The second thing Ashley noticed about the trees was the sound—they ticked. It was the creepiest sound, until she realised the cause: as the air cooled something inside the trees contracted, causing the glass to emit that sharp crack. Amplify that by thousands upon thousands of glass trees and it became a gunshot-chorus.
It took them hours before they finally emerged on the other side, resting twice along the way, by which time Warg Moon had already begun to cede the sky to one of the two larger blue moons, Aerlion or Aetherion, she didn't know which. The Shard loomed close now. Journey's end.
"I am frightened," She admitted.
"Fear is a good thing," the Wolfen said. His voice was curiously reassuring. "It might keep you alive."
Blaze took her hand.
And for a moment she forgot about being afraid.
The closer they
came to the remarkable tower, the more stunning it was and the less like an actual tower it became. In fact it appeared to be carved from the stuff of the moonlight itself.

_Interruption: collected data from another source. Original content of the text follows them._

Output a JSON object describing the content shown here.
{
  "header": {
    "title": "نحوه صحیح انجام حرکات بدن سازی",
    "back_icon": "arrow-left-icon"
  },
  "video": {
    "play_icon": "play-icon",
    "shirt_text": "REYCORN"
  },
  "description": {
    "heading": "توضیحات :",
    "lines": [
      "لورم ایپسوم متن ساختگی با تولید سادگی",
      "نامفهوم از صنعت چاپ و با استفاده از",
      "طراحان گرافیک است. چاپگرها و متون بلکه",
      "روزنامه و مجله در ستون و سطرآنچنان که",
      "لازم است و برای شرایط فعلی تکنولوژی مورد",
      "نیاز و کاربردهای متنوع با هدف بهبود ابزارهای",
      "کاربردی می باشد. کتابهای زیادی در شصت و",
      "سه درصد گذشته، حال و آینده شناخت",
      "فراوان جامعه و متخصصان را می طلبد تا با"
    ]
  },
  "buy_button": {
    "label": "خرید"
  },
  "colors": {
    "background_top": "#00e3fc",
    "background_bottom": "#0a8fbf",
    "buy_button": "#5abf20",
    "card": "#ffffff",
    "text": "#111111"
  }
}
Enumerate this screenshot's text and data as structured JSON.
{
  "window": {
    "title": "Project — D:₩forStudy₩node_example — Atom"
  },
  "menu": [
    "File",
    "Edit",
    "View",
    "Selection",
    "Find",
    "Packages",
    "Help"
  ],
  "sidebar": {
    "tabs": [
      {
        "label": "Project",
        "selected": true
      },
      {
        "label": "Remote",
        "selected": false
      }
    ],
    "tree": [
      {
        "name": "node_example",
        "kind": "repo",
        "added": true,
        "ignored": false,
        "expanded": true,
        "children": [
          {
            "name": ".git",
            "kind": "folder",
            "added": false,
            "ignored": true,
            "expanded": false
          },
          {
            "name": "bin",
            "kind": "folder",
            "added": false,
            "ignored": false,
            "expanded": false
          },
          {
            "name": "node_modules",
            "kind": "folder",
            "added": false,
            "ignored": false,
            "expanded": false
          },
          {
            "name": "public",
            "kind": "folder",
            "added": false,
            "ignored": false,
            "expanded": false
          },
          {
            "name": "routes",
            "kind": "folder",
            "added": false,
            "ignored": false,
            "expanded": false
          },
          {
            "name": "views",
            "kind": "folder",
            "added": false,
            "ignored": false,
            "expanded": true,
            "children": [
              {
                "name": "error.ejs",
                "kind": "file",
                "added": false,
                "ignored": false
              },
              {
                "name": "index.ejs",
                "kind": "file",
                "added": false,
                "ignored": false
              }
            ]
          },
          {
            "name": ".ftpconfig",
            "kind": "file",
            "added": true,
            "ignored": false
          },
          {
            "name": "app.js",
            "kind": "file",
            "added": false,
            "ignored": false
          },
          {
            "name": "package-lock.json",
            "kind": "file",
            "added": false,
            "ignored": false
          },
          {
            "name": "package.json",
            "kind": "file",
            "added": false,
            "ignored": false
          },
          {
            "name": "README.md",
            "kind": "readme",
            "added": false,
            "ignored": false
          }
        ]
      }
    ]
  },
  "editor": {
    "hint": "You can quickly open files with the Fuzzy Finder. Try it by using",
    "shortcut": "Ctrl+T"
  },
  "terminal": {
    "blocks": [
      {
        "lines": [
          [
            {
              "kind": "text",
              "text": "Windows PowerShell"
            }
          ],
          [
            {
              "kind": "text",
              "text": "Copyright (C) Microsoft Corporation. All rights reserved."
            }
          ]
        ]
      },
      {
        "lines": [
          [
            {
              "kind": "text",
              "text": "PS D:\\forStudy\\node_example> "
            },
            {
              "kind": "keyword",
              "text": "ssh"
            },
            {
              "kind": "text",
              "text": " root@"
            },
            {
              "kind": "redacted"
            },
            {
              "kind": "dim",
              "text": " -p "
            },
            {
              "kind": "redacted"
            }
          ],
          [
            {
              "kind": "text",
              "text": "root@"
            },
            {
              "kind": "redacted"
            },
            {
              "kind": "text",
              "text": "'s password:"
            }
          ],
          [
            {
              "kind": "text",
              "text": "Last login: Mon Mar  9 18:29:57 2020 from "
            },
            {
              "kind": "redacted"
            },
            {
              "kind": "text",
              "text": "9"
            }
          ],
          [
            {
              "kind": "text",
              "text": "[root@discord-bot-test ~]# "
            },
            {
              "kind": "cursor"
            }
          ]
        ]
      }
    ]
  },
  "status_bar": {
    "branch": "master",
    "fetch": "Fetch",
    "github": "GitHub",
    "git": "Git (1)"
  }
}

From a distance the light of the Warg Moon had soaked into the twisted spire, turning it blood red, but over the final two days of their walk the blue moons rose and the red glow inside the Shard began to shift and fade as the cold blue heart of the Shard emerged.
Every moon would offer its own light as the Shard of the Subluna shifted through the entire spectrum over the course of a month.
It would be a spectacular thing to see, but Ashley had no intention of still being in this place in a month's time. All she wanted to do was go home. She kept looking over her shoulder for the others, hoping to see her mother or Ephram or any of them coming riding over the hill to her rescue, but she was beginning to think they weren't coming.
Her legs ached so badly each new step was one too many. She was thirsty and hungry. She craved normal stuff like a veggie burger and an ice cold Coke to wash it down. There were only so many berries a girl could eat, after all. And, though she didn't want to admit it, there was a bad smell all around them and it wasn't Blaze. She couldn't remember how long ago it had been since she'd had a shower and washed her hair, but it had been a long time since she'd soaked herself in the lake and it felt like she'd walked halfway across the new world since then. In all fairness, it was no wonder she stank to high heaven. She tried not to think about it, but made a point of going for a swim the next time they saw water.
She looked up from the river to see Blaze sitting on a rock, watching her. This time she didn't hide herself as she rose from the water. Blaze looked at her for a moment, but before the river was halfway down her chest he stood and turned his back. "I will hunt," he told her, without turning. And then stalked off into the trees. She heard him running for a while, and then she was alone.
Ashley left the river and walked quickly to her clothes, which still stank of the sweat and the road. She didn't have any soap or perfume but she did have a river, so she took them down to the water and cleaned them as best she could, letting them dry on the rocks before she dressed.